Sosyal Medyada Değişen Zaman Algısı

Sosyal medya uygulamalarını kullanırken zamanın nasıl geçtiğini bazen analayamıyoruz bile. Peki sosyal medya bunu nasıl başarıyor?

Sosyal medya; günlük yaşamın her anında elimizin altında olup bizleri gündemde tutan, farkındalık yaratırken çeşitli içeriklerle eğlendiren veya ilham kaynağı olan vazgeçilmez bir mecradır.

Sosyal medya uygulamaları, kullanıcılarını kesintisiz bir akış içerisinde tutabilmek ve uygulamada geçirilen süreyi arttırabilmek için çeşitli değişikliklere gittikçe ekran başında geçirdiğimiz süre de artıyor. Peki, içerik tüketimiyle zaman algımız arasında nasıl bir bağlantı var? Neden telefonu artık bir kenara bırakmayı düşündüğümüz anda sosyal medyada saatlerce vakit harcadığımızı fark ediyoruz?


Ekran başında geçirdiğimiz sürenin artmasıyla birlikte zaman algımız da biz fark etmeden bir dönüşüm içerisinde oluyor. Ekranı yalnızca bir hareketle kaydırarak sürekli bir akış halinde olmak ve sizin için oluşturulan algoritmasıyla ilginizi çekecek içerikleri bu akışta sunuyor oluşu odaklanma süresinin değişmesiyle yakından ilgili.

Aynı zaman diliminde farklı farklı bir sürü içeriği algılamaya çalışıyoruz.
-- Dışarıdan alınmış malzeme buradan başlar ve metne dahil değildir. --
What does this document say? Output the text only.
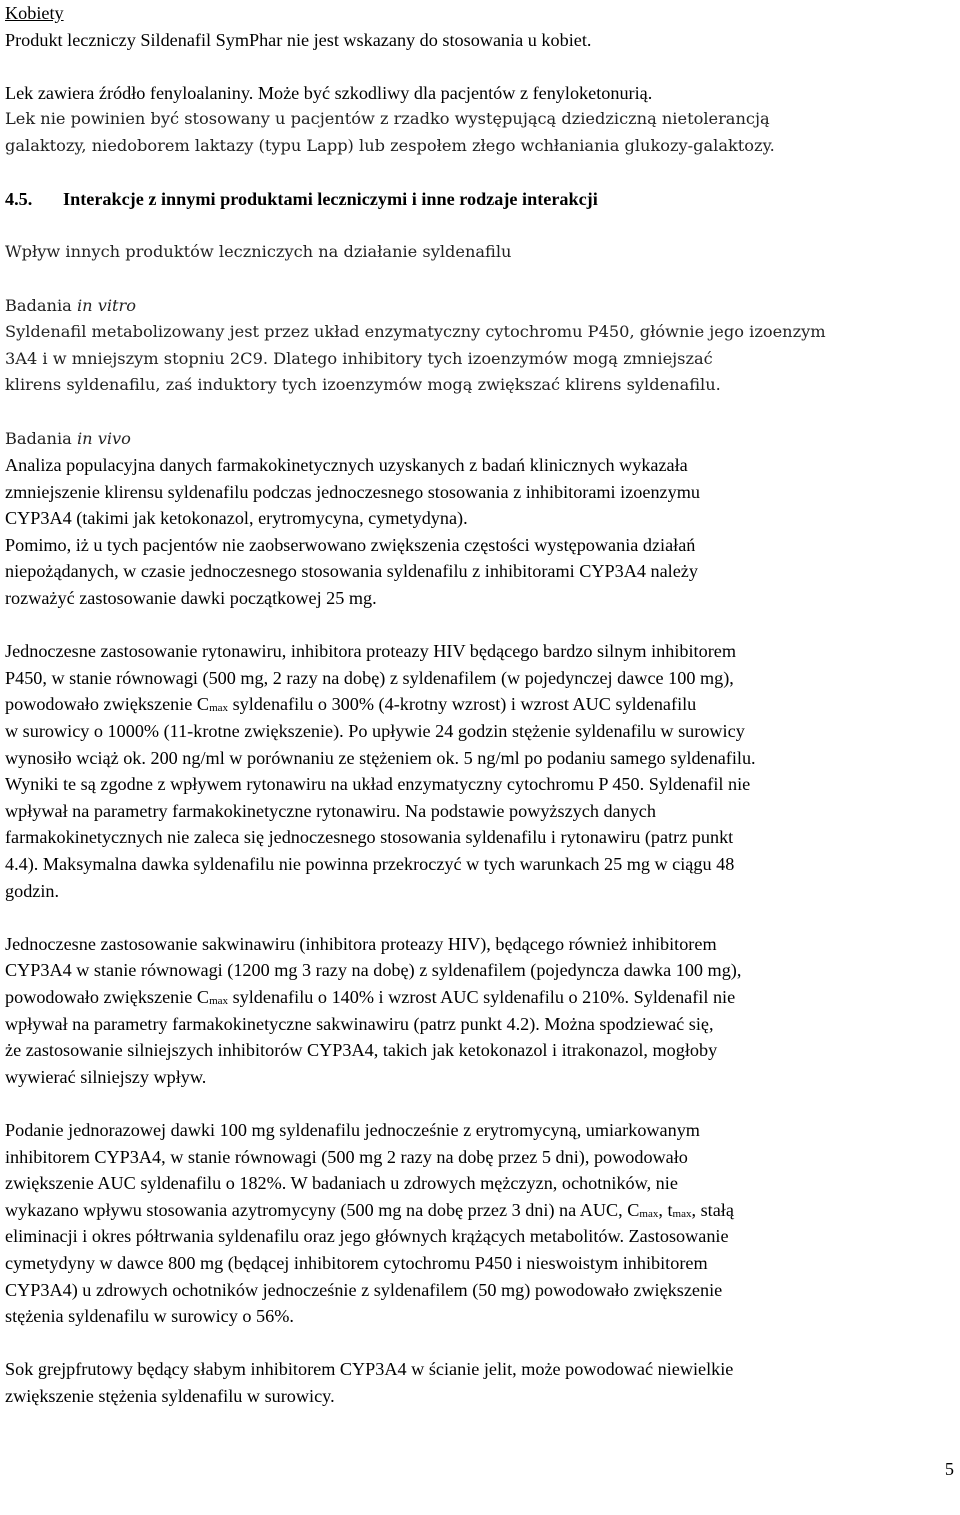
Kobiety

Produkt leczniczy Sildenafil SymPhar nie jest wskazany do stosowania u kobiet.

Lek zawiera źródło fenyloalaniny. Może być szkodliwy dla pacjentów z fenyloketonurią.

Lek nie powinien być stosowany u pacjentów z rzadko występującą dziedziczną nietolerancją

galaktozy, niedoborem laktazy (typu Lapp) lub zespołem złego wchłaniania glukozy-galaktozy.

4.5. Interakcje z innymi produktami leczniczymi i inne rodzaje interakcji

Wpływ innych produktów leczniczych na działanie syldenafilu

Badania in vitro

Syldenafil metabolizowany jest przez układ enzymatyczny cytochromu P450, głównie jego izoenzym

3A4 i w mniejszym stopniu 2C9. Dlatego inhibitory tych izoenzymów mogą zmniejszać

klirens syldenafilu, zaś induktory tych izoenzymów mogą zwiększać klirens syldenafilu.

Badania in vivo

Analiza populacyjna danych farmakokinetycznych uzyskanych z badań klinicznych wykazała

zmniejszenie klirensu syldenafilu podczas jednoczesnego stosowania z inhibitorami izoenzymu

CYP3A4 (takimi jak ketokonazol, erytromycyna, cymetydyna).

Pomimo, iż u tych pacjentów nie zaobserwowano zwiększenia częstości występowania działań

niepożądanych, w czasie jednoczesnego stosowania syldenafilu z inhibitorami CYP3A4 należy

rozważyć zastosowanie dawki początkowej 25 mg.

Jednoczesne zastosowanie rytonawiru, inhibitora proteazy HIV będącego bardzo silnym inhibitorem

P450, w stanie równowagi (500 mg, 2 razy na dobę) z syldenafilem (w pojedynczej dawce 100 mg),

powodowało zwiększenie $C_{max}$ syldenafilu o 300% (4-krotny wzrost) i wzrost AUC syldenafilu

w surowicy o 1000% (11-krotne zwiększenie). Po upływie 24 godzin stężenie syldenafilu w surowicy

wynosiło wciąż ok. 200 ng/ml w porównaniu ze stężeniem ok. 5 ng/ml po podaniu samego syldenafilu.

Wyniki te są zgodne z wpływem rytonawiru na układ enzymatyczny cytochromu P 450. Syldenafil nie

wpływał na parametry farmakokinetyczne rytonawiru. Na podstawie powyższych danych

farmakokinetycznych nie zaleca się jednoczesnego stosowania syldenafilu i rytonawiru (patrz punkt

4.4). Maksymalna dawka syldenafilu nie powinna przekroczyć w tych warunkach 25 mg w ciągu 48

godzin.

Jednoczesne zastosowanie sakwinawiru (inhibitora proteazy HIV), będącego również inhibitorem

CYP3A4 w stanie równowagi (1200 mg 3 razy na dobę) z syldenafilem (pojedyncza dawka 100 mg),

powodowało zwiększenie $C_{max}$ syldenafilu o 140% i wzrost AUC syldenafilu o 210%. Syldenafil nie

wpływał na parametry farmakokinetyczne sakwinawiru (patrz punkt 4.2). Można spodziewać się,

że zastosowanie silniejszych inhibitorów CYP3A4, takich jak ketokonazol i itrakonazol, mogłoby

wywierać silniejszy wpływ.

Podanie jednorazowej dawki 100 mg syldenafilu jednocześnie z erytromycyną, umiarkowanym

inhibitorem CYP3A4, w stanie równowagi (500 mg 2 razy na dobę przez 5 dni), powodowało

zwiększenie AUC syldenafilu o 182%. W badaniach u zdrowych mężczyzn, ochotników, nie

wykazano wpływu stosowania azytromycyny (500 mg na dobę przez 3 dni) na AUC, $C_{max}$, $t_{max}$, stałą

eliminacji i okres półtrwania syldenafilu oraz jego głównych krążących metabolitów. Zastosowanie

cymetydyny w dawce 800 mg (będącej inhibitorem cytochromu P450 i nieswoistym inhibitorem

CYP3A4) u zdrowych ochotników jednocześnie z syldenafilem (50 mg) powodowało zwiększenie

stężenia syldenafilu w surowicy o 56%.

Sok grejpfrutowy będący słabym inhibitorem CYP3A4 w ścianie jelit, może powodować niewielkie

zwiększenie stężenia syldenafilu w surowicy.

5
Sürekli farklı görüntü ve sesleri hızlıca tüketip bir sonrakine geçiyoruz. Kısa süreli bir unutma ve ardından tekrar algılanması gereken bambaşka bir içerikle karşı karşıya kalıyoruz. Uzun bir süre geçiriyoruz ama zaman algımız bunu böyle adlandıramıyor. Adeta zamanda bir kırılma yaşanıyor.
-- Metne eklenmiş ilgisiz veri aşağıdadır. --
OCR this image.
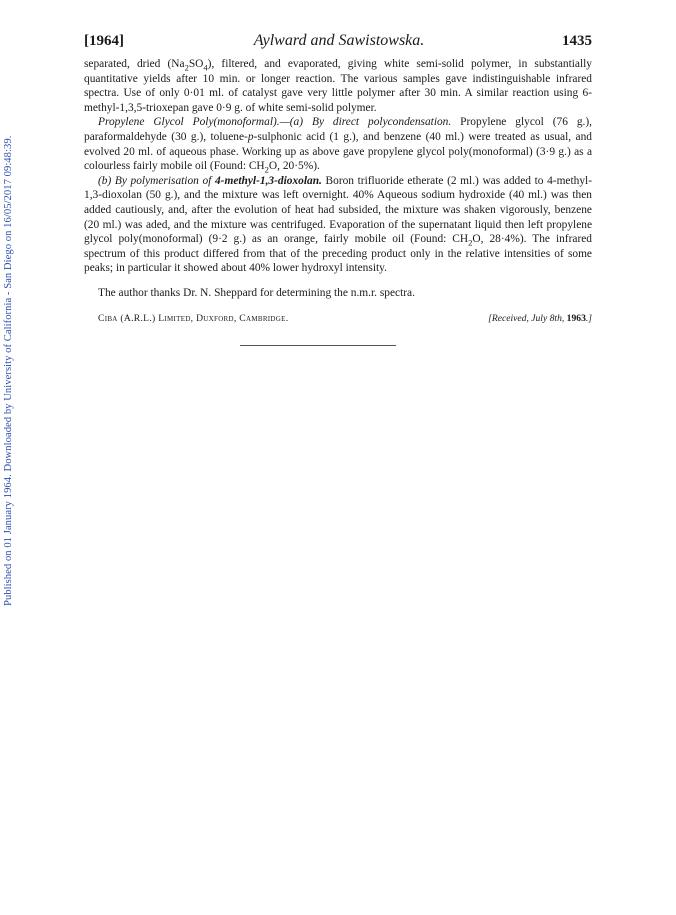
Published on 01 January 1964. Downloaded by University of California - San Diego on 16/05/2017 09:48:39.
[1964]	Aylward and Sawistowska.	1435

separated, dried $(Na_2SO_4)$, filtered, and evaporated, giving white semi-solid polymer, in substantially quantitative yields after 10 min. or longer reaction. The various samples gave indistinguishable infrared spectra. Use of only 0·01 ml. of catalyst gave very little polymer after 30 min. A similar reaction using 6-methyl-1,3,5-trioxepan gave 0·9 g. of white semi-solid polymer.

Propylene Glycol Poly(monoformal).—(a) By direct polycondensation. Propylene glycol (76 g.), paraformaldehyde (30 g.), toluene-p-sulphonic acid (1 g.), and benzene (40 ml.) were treated as usual, and evolved 20 ml. of aqueous phase. Working up as above gave propylene glycol poly(monoformal) (3·9 g.) as a colourless fairly mobile oil (Found: $CH_2O$, 20·5%).

(b) By polymerisation of 4-methyl-1,3-dioxolan. Boron trifluoride etherate (2 ml.) was added to 4-methyl-1,3-dioxolan (50 g.), and the mixture was left overnight. 40% Aqueous sodium hydroxide (40 ml.) was then added cautiously, and, after the evolution of heat had subsided, the mixture was shaken vigorously, benzene (20 ml.) was aded, and the mixture was centrifuged. Evaporation of the supernatant liquid then left propylene glycol poly(monoformal) (9·2 g.) as an orange, fairly mobile oil (Found: $CH_2O$, 28·4%). The infrared spectrum of this product differed from that of the preceding product only in the relative intensities of some peaks; in particular it showed about 40% lower hydroxyl intensity.

The author thanks Dr. N. Sheppard for determining the n.m.r. spectra.

Ciba (A.R.L.) Limited, Duxford, Cambridge.	[Received, July 8th, 1963.]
Alışkanlıkları ve hayata bakış açımızı etkileyen sosyal medya, vaktimizi verimli geçirdiğimiz sürece faydalı olmaya devam ediyor ancak algıladıklarımız gelip geçici anlık duygulara hizmet ediyorsa ve zihinsel bir tasnife uğramadan öylece unutulacaksa vaktin ne kadar kıymetli olduğunu kendimize hatırlatmakta fayda var.

Sosyal medya hesaplarımız, kendimize ait konfor alanlarımızdır belki de. Paylaşarak, görerek birlikte olduğumuzu hissediyoruz ve zaman işte böyle fark ettirmeden hızlıca akıp gidiyor.